2005), ont une répartition mondiale, et on en connaît une douzaine de souches récemment
caractérisées (Rodriguez et al. 2005). Différents éléments montrent clairement
qu’Ostreococcus est parasité par plusieurs souches de virus (voir plus loin). En outre, les virus
contribuent largement à la coévolution des interactions entre hôtes et symbiontes grace à des
échanges nétiques à divers niveaux (voir Filee and Forterre 2005; Lindell et al. 2005; et par
exemple, Grimsley et al. 1986; Gal et al. 1991, 1992; Riederer et al 1992). Nos données
préliminaires ainsi que des travaux sur des systèmes phytoplancton-virus similaires
(Schroeder et al. 2003) indiquent que des souches d'hôtes différentes ne sont pas sensibles de
la même façon à une souche donnée de virus. Il existe une compatibilité entre les différents
hôtes et les différentes souches virales, mais on ne sait rien de l'histoire coévolutive de ces
complexes d'espèces, or cela est essentiel pour comprendre comment évolue l'infectivité des
souches virales : est-elle phylogénétiquement contrainte ou davantage dépendante des
conditions écologiques ? Pour cela il est nécessaire d'étudier la coévolution hôte-virus. C'est
l'objectif principal de la thèse.
Objectif :
L'objectif de la thèse est d'abord de caractériser (incluant séquençage et annotation) ces
différentes souches de virus et d'établir leur patrons de spécificité envers les différentes
souches d'Ostreococcus (voir Schroeder et al. 2003). Pendant la thèse, de nouvelles souches
d'Ostreococcus pourront également être caractérisées. Par l'établissement de phylogénies ou
de réseaux phylogénétiques (e.g. Makarenkov et al. 2004) pour les hôtes (la totalité du
nome d’Ostreococcus est connu) et leurs virus, il sera possible d'étudier la coévolution de
cette association à l'aide de méthodes analytiques dédiées (Legendre et al. 2002). Cela
permettra de comprendre l'histoire évolutive de ce système picoalgue-virus et les facteurs qui
contrôlent la spécificité des souches virales (voir Desdevises et al. 2002b).
Méthodes :
La présence de virus infectant Ostreococcus est avérée : en milieu naturel, des observations
ont montré que des blooms d'Ostreococcus ont pu être "décimés" par des virus (O'Kelly et al.

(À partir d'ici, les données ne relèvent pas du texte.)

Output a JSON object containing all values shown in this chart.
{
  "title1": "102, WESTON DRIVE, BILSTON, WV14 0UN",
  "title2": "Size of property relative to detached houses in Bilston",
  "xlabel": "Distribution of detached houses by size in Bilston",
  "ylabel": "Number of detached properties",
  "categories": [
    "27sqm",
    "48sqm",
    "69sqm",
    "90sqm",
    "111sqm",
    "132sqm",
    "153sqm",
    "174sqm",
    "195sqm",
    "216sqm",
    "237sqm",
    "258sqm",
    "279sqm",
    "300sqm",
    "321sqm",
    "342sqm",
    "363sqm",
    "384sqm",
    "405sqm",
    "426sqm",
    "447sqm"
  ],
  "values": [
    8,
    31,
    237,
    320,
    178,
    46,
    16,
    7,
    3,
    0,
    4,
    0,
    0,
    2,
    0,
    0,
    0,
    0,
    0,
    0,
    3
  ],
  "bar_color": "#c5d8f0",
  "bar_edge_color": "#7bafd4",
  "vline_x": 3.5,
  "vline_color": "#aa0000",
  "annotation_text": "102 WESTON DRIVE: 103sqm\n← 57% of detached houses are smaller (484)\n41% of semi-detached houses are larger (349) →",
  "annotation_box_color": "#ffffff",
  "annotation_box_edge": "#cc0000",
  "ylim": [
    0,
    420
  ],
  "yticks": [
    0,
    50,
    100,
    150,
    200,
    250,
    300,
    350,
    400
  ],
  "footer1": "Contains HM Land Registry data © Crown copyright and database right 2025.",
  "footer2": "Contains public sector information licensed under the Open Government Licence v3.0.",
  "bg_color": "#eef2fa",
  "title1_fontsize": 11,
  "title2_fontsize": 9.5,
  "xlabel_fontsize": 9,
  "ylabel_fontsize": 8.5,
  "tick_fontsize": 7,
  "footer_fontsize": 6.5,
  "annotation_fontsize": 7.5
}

2003). Nos observations prélimaires indiquent que des virus d'Ostreococcus sont présents en
Méditérranée et dans différents étangs côtiers, et qu'ils peuvent être isolés et cultivés en
laboratoire :
- des images de cellules d'Ostreococcus contenant des particules virales ont été réalisées
au microscope électronique ;
- une séquence d'ADN correspondant à une polymérase virale a été identifiée dans des
cultures d'Ostreococcus ;
- nous avons obtenus, en mélangeant de l'eau de mer ultrafiltrée à des cultures
d'Ostreococcus, des plages de lyse caractéristiques.
La caractérisation et l'étude des relations phylogénétiques des souches d'Ostreococcus seront
facilitées par la disponibilité de deux (bientôt trois) génomes complets d'Ostreococcus,
permettant la recherche aisée de marqueurs moléculaires si nécessaire. Jusqu'à présent,
l'utilisation de l'ADNr 18S, des ITS s'avère très informative, et nous envisageons de pouvoir
recourir à d'autre région du génome, comme l'ADNmt de la cytochrome-oxidase I.
En ce qui concerne les virus, en plus du séquençage, l'identification et les relations
phylogénétiques pourront être étudiées en se basant sur des marqueurs classiques comme
l'ADN de la polymérase virale et celui codant pour la capside (voir Scroeder et al. 2003).
Les profils de spécificité virus-hôte seront établis à l'aide d'une approche expérimentale.
L'étude des associations coévolutives entre deux groupes d'espèces est un problème qui
devient rapidement complexe quand le nombre de symbiontes par hôte est supérieur à un. Or,
c'est probablement le cas de l'association étudiée ici, comme le suggèrent nos observations et
ce qui est connu sur des systèmes similaires. Dans ce cas la plupart des méthodes d'études de
la cospéciation (e.g. Page 1994) butent sur le problème, mais il existe une méthode pouvant
être utilisée pour ce type de cas (Desdevises et al. 2002a ; Legendre et al. 2002). Cette
méthode a en outre l'avantage de pouvoir être utilisée si les relations phylogénétiques sont
matérialisées par des réseaux phylogénétiques et pas uniquement des arbres. Nous possédons
donc de nombreux outils pour une étude approfondie d'un système encore mal connu.